CoCo: Count Corrector for embedded and multi-mapped genes. Copyright (C) 2017 Gabrielle Deschamps-Francoeur, Vincent Boivin & Michelle Scott

This program is free software: you can redistribute it and/or modify it under the terms of the GNU General Public License as published by the Free Software Foundation, either version 3 of the License, or (at your option) any later version.

This program is distributed in the hope that it will be useful, but WITHOUT ANY WARRANTY; without even the implied warranty of MERCHANTABILITY or FITNESS FOR A PARTICULAR PURPOSE. See the GNU General Public License for more details.

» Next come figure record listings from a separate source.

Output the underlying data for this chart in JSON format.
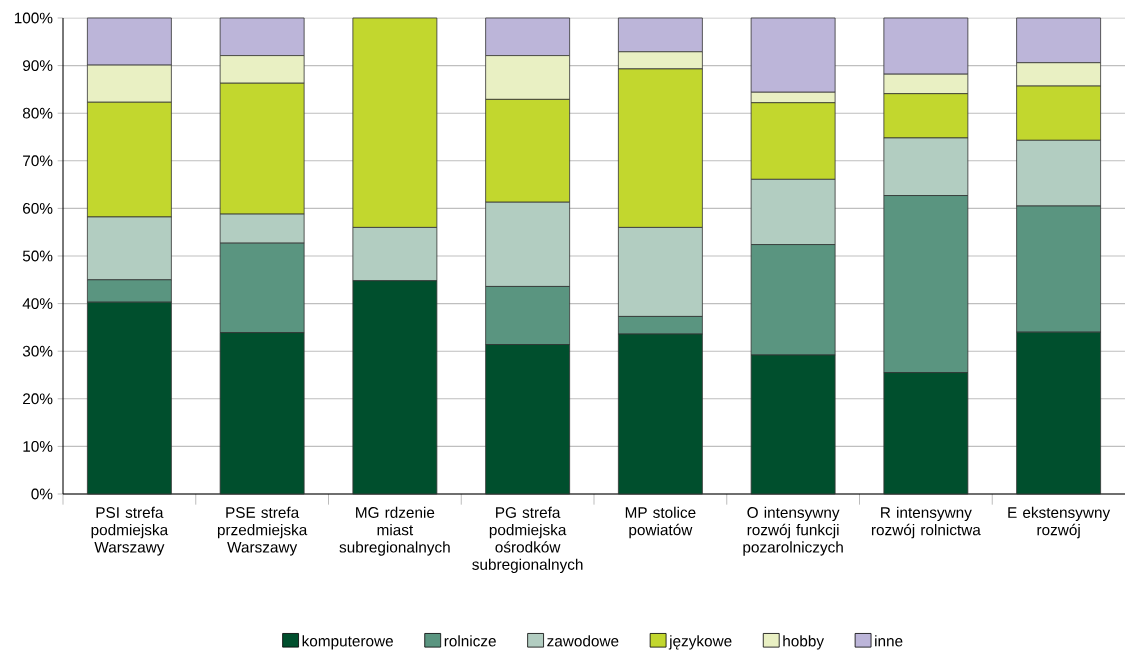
{
  "chart_data": {
    "type": "bar",
    "stacked": true,
    "categories": [
      "PSI strefa podmiejska Warszawy",
      "PSE strefa przedmiejska Warszawy",
      "MG rdzenie miast subregionalnych",
      "PG strefa podmiejska ośrodków subregionalnych",
      "MP stolice powiatów",
      "O intensywny rozwój funkcji pozarolniczych",
      "R intensywny rozwój rolnictwa",
      "E ekstensywny rozwój"
    ],
    "series": [
      {
        "name": "komputerowe",
        "color": "#004f2d",
        "values": [
          40.3,
          33.9,
          44.8,
          31.4,
          33.6,
          29.2,
          25.5,
          34.0
        ]
      },
      {
        "name": "rolnicze",
        "color": "#5a9580",
        "values": [
          4.7,
          18.8,
          0,
          12.2,
          3.7,
          23.2,
          37.2,
          26.5
        ]
      },
      {
        "name": "zawodowe",
        "color": "#b2cdc1",
        "values": [
          13.2,
          6.1,
          11.2,
          17.7,
          18.7,
          13.7,
          12.1,
          13.8
        ]
      },
      {
        "name": "językowe",
        "color": "#c2d72e",
        "values": [
          24.1,
          27.5,
          44.0,
          21.6,
          33.3,
          16.1,
          9.3,
          11.4
        ]
      },
      {
        "name": "hobby",
        "color": "#e9f0c3",
        "values": [
          7.8,
          5.8,
          0,
          9.2,
          3.6,
          2.2,
          4.1,
          4.9
        ]
      },
      {
        "name": "inne",
        "color": "#bcb5d9",
        "values": [
          9.9,
          7.9,
          0,
          7.9,
          7.1,
          15.6,
          11.8,
          9.4
        ]
      }
    ],
    "ylim": [
      0,
      100
    ],
    "yticks": [
      {
        "value": 0,
        "label": "0%"
      },
      {
        "value": 10,
        "label": "10%"
      },
      {
        "value": 20,
        "label": "20%"
      },
      {
        "value": 30,
        "label": "30%"
      },
      {
        "value": 40,
        "label": "40%"
      },
      {
        "value": 50,
        "label": "50%"
      },
      {
        "value": 60,
        "label": "60%"
      },
      {
        "value": 70,
        "label": "70%"
      },
      {
        "value": 80,
        "label": "80%"
      },
      {
        "value": 90,
        "label": "90%"
      },
      {
        "value": 100,
        "label": "100%"
      }
    ],
    "grid": "y",
    "legend": "bottom"
  }
}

For more information about the GNU General Public License, see http://www.gnu.org/licenses/.

How to cite us

Please cite as :

Deschamps-Francoeur G & Boivin V, Abou Elela S and Scott MS. CoCo: RNA-seq Read Assignment Correction for Nested Genes and Multimapped Reads. BioRxiv 477869 [Preprint]. November 29, 2018. Available from : https://doi.org/10.1101/477869

Acknowledgments

  • Hat tip to Fabien Dupuis-Sandoval for starting this project from scratch.
  • Many thanks to Jean-Michel Garant for his general wisdom.
  • Thanks to Kamil Slowikowski slowkow for its GTF.py script that is used by correct_annotation.

References

CoCo: Deschamps-Francoeur G & Boivin V, Abou Elela S and Scott MS. CoCo: RNA-seq Read Assignment Correction for Nested Genes and Multimapped Reads. BioRxiv 477869 [Preprint]. November 29, 2018. Available from : https://doi.org/10.1101/477869

featureCounts: Liao Y, Smyth GK, Shi W. featureCounts: an efficient general purpose program for assigning sequence reads to genomic features. Bioinformatics. 2014;30(7):923-30.

bedTools: Quinlan AR, Hall IM. BEDTools: a flexible suite of utilities for comparing genomic features. Bioinformatics. 2010;26(6):841-2.

samtools: Li H, Handsaker B, Wysoker A, et al. The Sequence Alignment/Map format and SAMtools. Bioinformatics. 2009;25(16):2078-9.